YOU FORCED YOUR DYING EX-WIFE TO SING AT YOUR WEDDING… BUT HER SONG EXPOSED YOU IN FRONT OF EVERYONE IN RECIFE

YOU FORCED YOUR DYING EX-WIFE TO SING AT YOUR WEDDING… BUT HER SONG EXPOSED YOU IN FRONT OF EVERYONE IN RECIFE

“You can’t do this,” he hisses.
Bianca’s laugh is cold.
“I can do anything,” she says. “That’s what you married into. Too bad you didn’t read the fine print.”

The crowd begins to disperse in uneasy waves.
Some guests leave because they’re ashamed.
Others leave because they’re afraid.
And a few stay, drawn toward Lídia like people who suddenly remember what courage looks like.

A woman approaches Lídia, placing a shawl gently over her shoulders.
“My sister died of cancer,” she whispers. “I’m sorry.”
Lídia nods, eyes shining, and for a moment she looks unbelievably tired.
But she also looks free.

Davi tries one last time to salvage control.
He steps toward Lídia, lowering his voice, attempting the old charm like a man reaching for a tool that used to work.
“Lídia,” he murmurs, “please. We can handle this privately. I’ll pay more. I’ll—”

Lídia lifts a hand and stops him.
Her voice is quiet, but it cuts.
“You don’t get to bargain with the person you abandoned,” she says.
“And you don’t get to call it ‘private’ when you made my pain public.”

Security escorts Davi away from the ballroom as reporters circle like sharks that smell blood.
Bianca stands alone at the altar, blinking fast, trying not to cry in front of people who’d sell her tears for clicks.
And Lídia, in her wheelchair, is rolled gently out to the terrace, where the ocean wind is cooler and honest.

You follow her outside, not as Davi, not as Bianca, not as a guest.
You follow as someone who can’t pretend they didn’t witness something seismic.
Lídia looks up at the sky, eyes closed, breathing shallowly.
The night air fills her lungs like a small miracle.

“You were brave,” someone whispers, and Lídia shakes her head.
“I was tired,” she corrects. “Tired is what makes you honest.”
Then she lets out a soft laugh that sounds like relief.
“And I still breathe.”

In the weeks after the wedding, Recife becomes a city of whispers and headlines.
Investigations open into Bianca’s foundation.
Davi’s real estate deals are audited, and investors who once called him “visionary” begin calling him “liability.”
His empire doesn’t fall in one day, but it begins to rot from the inside out, because truth is a slow fire.

Lídia uses the ten thousand reais exactly as she planned.
She pays for treatment.
She buys herself time.
She doesn’t waste a cent on revenge.

A local radio station asks to play “Still I Breathe.”
At first she refuses, then she agrees under one condition: all proceeds go to cancer patients who can’t afford care.
The song spreads through Recife like rain after drought.
People hum it on buses.
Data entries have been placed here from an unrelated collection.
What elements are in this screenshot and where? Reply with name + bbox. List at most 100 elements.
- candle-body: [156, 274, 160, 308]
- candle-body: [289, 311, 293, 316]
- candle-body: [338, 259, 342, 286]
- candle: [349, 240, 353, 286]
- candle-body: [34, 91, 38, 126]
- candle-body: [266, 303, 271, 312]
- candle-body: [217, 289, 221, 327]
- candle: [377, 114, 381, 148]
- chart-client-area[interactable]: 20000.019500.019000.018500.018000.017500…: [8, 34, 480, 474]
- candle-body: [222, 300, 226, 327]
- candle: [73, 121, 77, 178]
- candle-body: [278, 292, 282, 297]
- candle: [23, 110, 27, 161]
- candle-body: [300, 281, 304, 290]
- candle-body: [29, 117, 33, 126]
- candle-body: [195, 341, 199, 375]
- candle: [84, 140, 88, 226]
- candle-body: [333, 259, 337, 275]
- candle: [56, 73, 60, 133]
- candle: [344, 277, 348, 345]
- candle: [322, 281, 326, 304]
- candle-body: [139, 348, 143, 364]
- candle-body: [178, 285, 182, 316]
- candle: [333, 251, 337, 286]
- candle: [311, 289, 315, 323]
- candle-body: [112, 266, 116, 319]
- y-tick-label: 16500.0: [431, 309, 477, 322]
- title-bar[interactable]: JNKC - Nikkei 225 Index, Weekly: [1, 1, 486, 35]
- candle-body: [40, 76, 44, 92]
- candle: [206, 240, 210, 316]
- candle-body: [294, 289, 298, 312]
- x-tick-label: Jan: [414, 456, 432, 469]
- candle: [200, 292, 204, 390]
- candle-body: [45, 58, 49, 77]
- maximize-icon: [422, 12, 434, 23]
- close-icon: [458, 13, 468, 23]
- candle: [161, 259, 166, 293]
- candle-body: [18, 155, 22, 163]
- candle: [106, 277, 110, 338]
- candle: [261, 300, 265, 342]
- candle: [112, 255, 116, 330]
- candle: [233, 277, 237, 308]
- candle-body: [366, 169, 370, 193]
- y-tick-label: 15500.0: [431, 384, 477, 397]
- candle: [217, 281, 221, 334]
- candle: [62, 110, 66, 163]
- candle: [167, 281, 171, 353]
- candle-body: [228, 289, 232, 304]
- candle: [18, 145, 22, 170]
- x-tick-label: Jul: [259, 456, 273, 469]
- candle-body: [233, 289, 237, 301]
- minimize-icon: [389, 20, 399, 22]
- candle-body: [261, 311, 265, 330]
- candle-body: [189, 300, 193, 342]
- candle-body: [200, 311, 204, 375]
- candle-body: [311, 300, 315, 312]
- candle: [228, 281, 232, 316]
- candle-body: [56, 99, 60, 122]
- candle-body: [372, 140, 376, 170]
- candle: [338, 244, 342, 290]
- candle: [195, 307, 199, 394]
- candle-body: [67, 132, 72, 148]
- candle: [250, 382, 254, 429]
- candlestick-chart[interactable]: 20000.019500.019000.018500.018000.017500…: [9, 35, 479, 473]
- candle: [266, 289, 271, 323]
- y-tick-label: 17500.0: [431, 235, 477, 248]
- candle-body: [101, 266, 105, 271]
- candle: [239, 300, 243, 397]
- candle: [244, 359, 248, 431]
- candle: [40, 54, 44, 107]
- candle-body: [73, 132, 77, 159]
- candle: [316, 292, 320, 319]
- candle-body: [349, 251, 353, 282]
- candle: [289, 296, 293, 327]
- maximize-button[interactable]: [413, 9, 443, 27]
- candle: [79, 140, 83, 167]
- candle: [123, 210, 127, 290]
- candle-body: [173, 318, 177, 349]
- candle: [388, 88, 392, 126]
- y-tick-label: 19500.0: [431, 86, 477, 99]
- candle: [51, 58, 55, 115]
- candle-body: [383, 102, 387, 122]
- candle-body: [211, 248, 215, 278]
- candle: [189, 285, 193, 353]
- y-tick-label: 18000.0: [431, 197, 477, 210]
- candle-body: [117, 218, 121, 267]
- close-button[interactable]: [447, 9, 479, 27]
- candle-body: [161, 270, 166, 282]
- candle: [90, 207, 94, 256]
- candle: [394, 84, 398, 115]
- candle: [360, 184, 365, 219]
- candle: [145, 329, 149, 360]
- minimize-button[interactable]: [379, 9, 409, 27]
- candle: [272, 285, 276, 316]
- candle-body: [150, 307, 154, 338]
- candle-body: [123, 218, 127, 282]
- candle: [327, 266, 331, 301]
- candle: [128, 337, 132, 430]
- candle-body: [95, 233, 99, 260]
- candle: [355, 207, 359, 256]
Nurses play it in hospital corridors. Choirs sing it in churches.

And one morning, when you’re standing in line at a pharmacy, you hear a teenage girl humming the chorus softly.
Still I breathe.
Still I stand.
Not for you… but for the hands I promised not to drop.

Lídia becomes something she never chased: a symbol.
Not a perfect one, not a polished one.
A real one.
A woman who refused to be used as a prop in a rich man’s story.

When Davi tries to contact her again, she doesn’t respond.